To submit apps, I use the hidden Spark REST Submission API: http://arturmkrtchyan.com/apache-spark-hidden-rest-api 要提交应用程序，我使用隐藏的Spark REST提交API： http : //arturmkrtchyan.com/apache-spark-hidden-rest-api
Using this same API you can query status for a Driver or you can Kill your Job later 使用相同的API，您可以查询驱动程序的状态，也可以稍后取消工作
There's also another hidden UI Json API: http://[master-node]:[master-ui-port]/json/ which exposes all information available on the master UI in JSON format. 还有另一个隐藏的UI Json API： http：// [master-node]：[master-ui-port] / json / ，以JSON格式公开了主UI上可用的所有信息。

Using "Submission API" I submit a driver and using the "Master UI API" I wait until my Driver and App state are RUNNING 使用“提交API”提交驱动程序，并使用“主UI API”等待驱动程序和应用程序状态为RUNNING

The web server can also act as the Spark driver. Web服务器还可以充当Spark驱动程序。 So it would have a SparkContext instance and contain the code for working with RDDs. 因此它将具有一个SparkContext实例，并包含用于RDD的代码。

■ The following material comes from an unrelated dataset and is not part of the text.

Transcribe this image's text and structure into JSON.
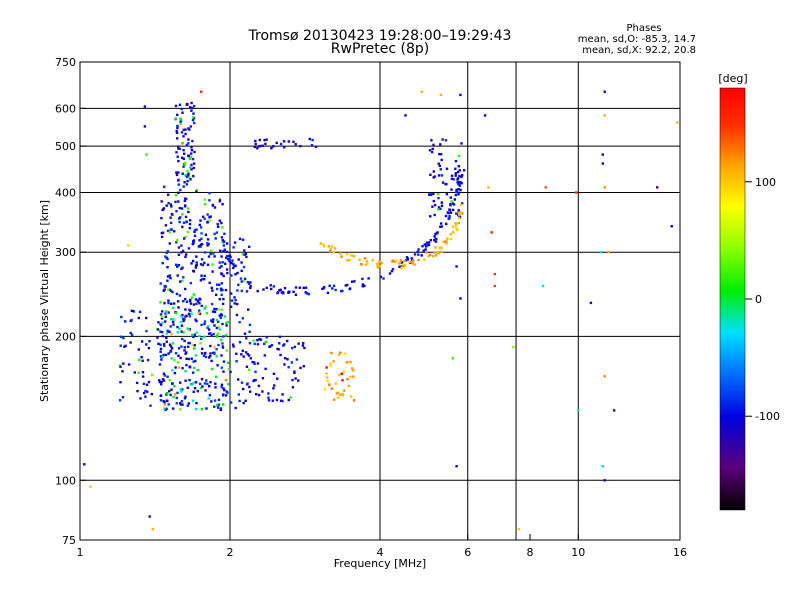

The advantage of this is that the Spark executors are long-lived. 这样做的好处是，Spark执行程序的寿命很长。 You save time by not having to start/stop them all the time. 您不必一直启动/停止它们，从而节省了时间。 You can cache RDDs between operations. 您可以在操作之间缓存RDD。

A disadvantage is that since the executors are running all the time, they take up memory that other processes in the cluster could possibly use. 缺点是，由于执行程序一直在运行，因此它们占用了群集中其他进程可能使用的内存。 Another one is that you cannot have more than one instance of the web server, since you cannot have more than one SparkContext to the same Spark application. 另一个问题是，您不能拥有一个以上的Web服务器实例，因为同一个Spark应用程序不能拥有多个SparkContext 。